4.2 Data Patterns and terminology

Basically the data is assumed to consist of up to four components, that is:

  1. Trend
    • Long-term change in the level of data
    • Positive vs. negative trends
    • Stationary series have no trend
    • Example: Increasing technology leading to increase in productivity
  2. Seasonal
    • Repeated regular variation the level of data
    • Example: Number of tourists in Mallorca
  3. Cyclical
    • Wavelike upward and downward movements around the long-term trend
    • Longer duration than seasonal fluctuations
    • Example: Business cycles
    • Note, this is very often to identify
  4. Irregular
    • Random fluctuations
    • Possibly carrying more dynamics than just deterministic ones
    • Hardest to capture in a forecasting model

The four components may look similar to this:

Components in a timeseries

Figure 4.2: Components in a timeseries

4.2.1 Terminology

\(Y_t\): Denotes a time series variable

\(\hat{Y_t}\): Denotes the foretasted value of \(Y_t\)

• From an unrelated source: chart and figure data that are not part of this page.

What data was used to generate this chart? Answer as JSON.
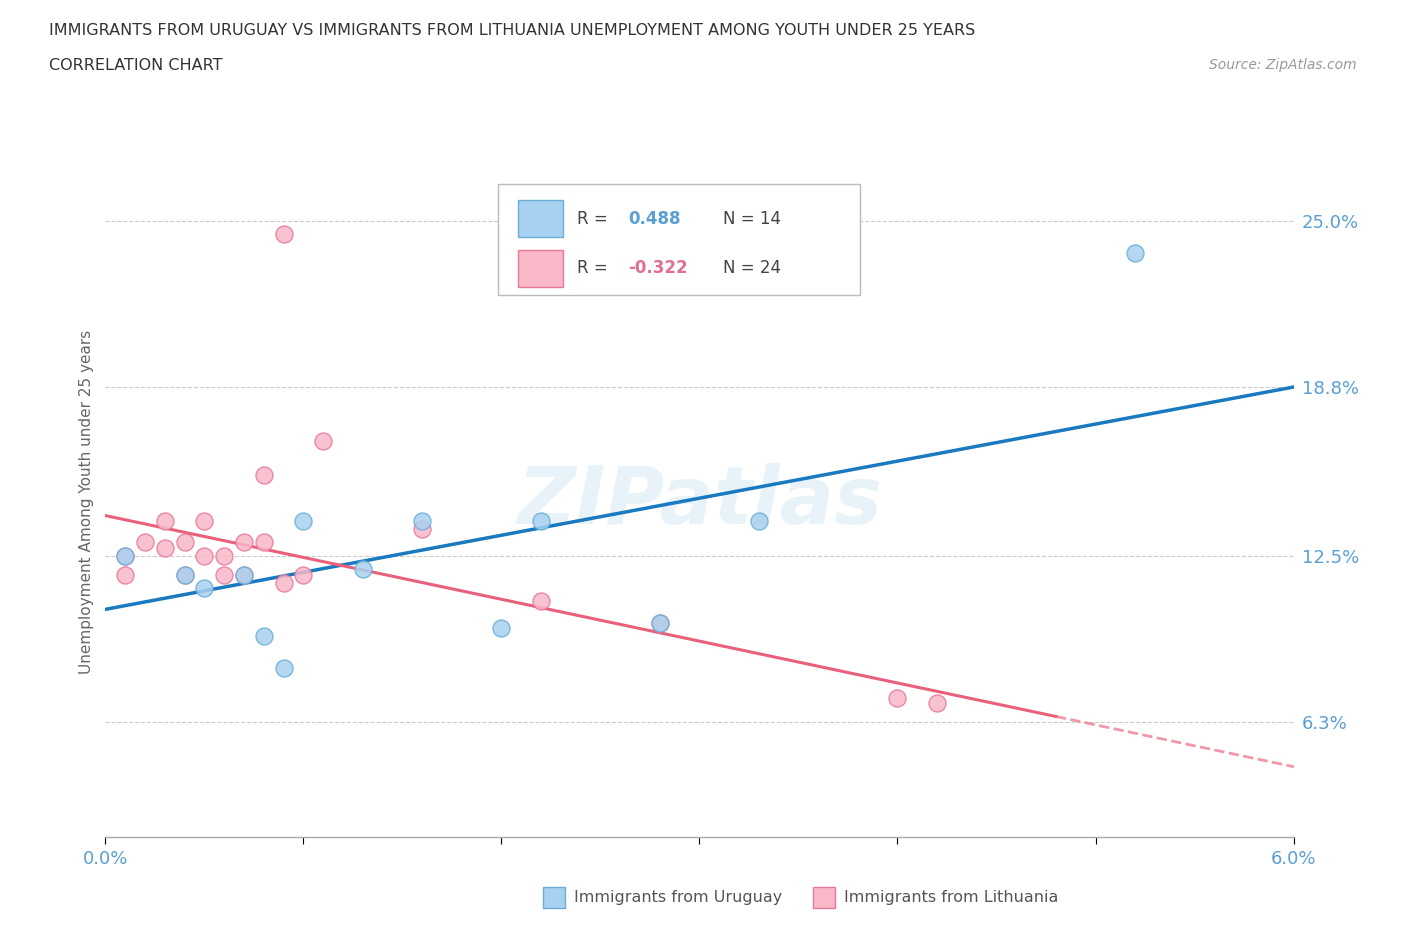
{
  "title_line1": "IMMIGRANTS FROM URUGUAY VS IMMIGRANTS FROM LITHUANIA UNEMPLOYMENT AMONG YOUTH UNDER 25 YEARS",
  "title_line2": "CORRELATION CHART",
  "source_text": "Source: ZipAtlas.com",
  "ylabel": "Unemployment Among Youth under 25 years",
  "xlim": [
    0.0,
    0.06
  ],
  "ylim": [
    0.02,
    0.27
  ],
  "yticks": [
    0.063,
    0.125,
    0.188,
    0.25
  ],
  "ytick_labels": [
    "6.3%",
    "12.5%",
    "18.8%",
    "25.0%"
  ],
  "xticks": [
    0.0,
    0.01,
    0.02,
    0.03,
    0.04,
    0.05,
    0.06
  ],
  "uruguay_color": "#a8d0f0",
  "uruguay_edge_color": "#6aaed6",
  "lithuania_color": "#f9b8c8",
  "lithuania_edge_color": "#e8789a",
  "R_uruguay": 0.488,
  "N_uruguay": 14,
  "R_lithuania": -0.322,
  "N_lithuania": 24,
  "uruguay_x": [
    0.001,
    0.004,
    0.005,
    0.007,
    0.008,
    0.009,
    0.01,
    0.013,
    0.016,
    0.02,
    0.022,
    0.028,
    0.033,
    0.052
  ],
  "uruguay_y": [
    0.125,
    0.118,
    0.113,
    0.118,
    0.095,
    0.083,
    0.138,
    0.12,
    0.138,
    0.098,
    0.138,
    0.1,
    0.138,
    0.238
  ],
  "lithuania_x": [
    0.001,
    0.001,
    0.002,
    0.003,
    0.003,
    0.004,
    0.004,
    0.005,
    0.005,
    0.006,
    0.006,
    0.007,
    0.007,
    0.008,
    0.008,
    0.009,
    0.009,
    0.01,
    0.011,
    0.016,
    0.022,
    0.028,
    0.04,
    0.042
  ],
  "lithuania_y": [
    0.125,
    0.118,
    0.13,
    0.138,
    0.128,
    0.13,
    0.118,
    0.138,
    0.125,
    0.118,
    0.125,
    0.13,
    0.118,
    0.155,
    0.13,
    0.115,
    0.245,
    0.118,
    0.168,
    0.135,
    0.108,
    0.1,
    0.072,
    0.07
  ],
  "line_blue_color": "#1a7abf",
  "line_pink_color": "#e8607a",
  "grid_color": "#dddddd",
  "background_color": "#ffffff",
  "tick_color": "#5a9fd4",
  "label_color": "#666666"
}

\(e_t=Y_t-\hat{Y_t}\): Denotes the residual or the forecast error.

\(Y_{t-k}\): Denotes a time series variable lagged by k periods.

4.2.1.1 Autocorrelation

Autocorrelation: is the correlation between a time series and its past (lagged) observations. To identify this, one can merely compare the lagged values as a series for itself, hence comparing actual time series against the lagged time series. This can be written as:

\[r_k=\frac{\sum_{t=k+1}^n\left(Y_{t\ }-\hat{Y}\right)}{\sum_{t=1}^n\left(Y_t-\hat{Y}\right)^{^2}}\]

Where \(k = 0,1,2,...\), hence take on numbers, typically whole numbers, as the result must be measurable.

We assess autocorrelation to identify if the data have a trend, seasons, cycles or it is random? If we have seasons, trends or cycles, we must make the model account for this, otherwise one is prone to have a model where it is just implicitly correlated, but that is merely due to the autocorrelation, as it says in the word, it is automatically correlated, but that also implies, that it is not necessarily caused by the data, but rather other factors, often we see macro factors, that have an influence, e.g. an economic book.

Autocorrelation can be plotted using an autocorrelation function (ACF) or merely by using a correlogram, which is a k-period plot of the autocorelation, that looks like the following:

Correlogram Example

Figure 4.3: Correlogram Example

Where one wants to be within the upper and lower level.

Manually testing for autocorrelation

One must:

  1. Calculate \(r_k\)
  2. Calculate \(SE(r_k)\)
  3. Hypothesis: \(H0 : \rho=0\), \(H0 : \rho≠0\)
    • We apply t-test

Where: \[SE\left(r_k\right)=\sqrt{\left\{\frac{1+2\sum_{i=1}^{k-1}r_i^2}{n}\right\}}\] Although, with normal approximation \[SE\left(r_k\right)=\frac{1}{\sqrt{n-k}}\]

and test statistic equal \[t=\frac{r_k}{SE(r_k)}\]

Thence one merely must look up the cut off values and assess if there is statistical evidance for autocorrelation or not.

Alternative: Ljung-Box Q statistic

The Ljung Box Q is to identify if at least one of the components explains the Y. Thence H0 = p1 = p2 = p3 = pm, thence we want to reject this one. If not, then none of the predictors explain the Y, thus they are irregular components.

\[Q\ =\ n\left(n+2\right)\sum_{k=1}^m\frac{r_k^2}{n-k}\]

Where m is the number of lags to be tested.

The Q statistic is commonly used for testing correlation in the residuals of a forecast model and the comparison is mate to \(X^2_{m-q}\), where q is the number of parameters in the model.

4.2.1.2 Random vs. correlated data

Randomness is important for forecast model residuals. One can write simple random model, but we dont want complete randomness. Hence we don’t want patterns in our error, where the previous error can explain the next error. E.g. if the data contain trend or seasons, that we have not accounted for, then the errors will be able to predict the coming errors (can be tested by testing errors (residuals) against the lagged errors (residuals)).

\[Y_t=c+\epsilon_t\]

Where c is the component and \(\epsilon_t\) is the random error component. That is assumed to be uncorrelated period to period.

4.2.1.3 Stationary vs. non stationary data

Stationary series is not trending, where is non stationary series is trending, can both be linear or exponential.

The how is it solved?

One can merely apply differencing of order k. That is equal to:

\[\Delta Y_t=Y_t-Y_{t-1}\]

One could also apply growth rates are log differencing instead.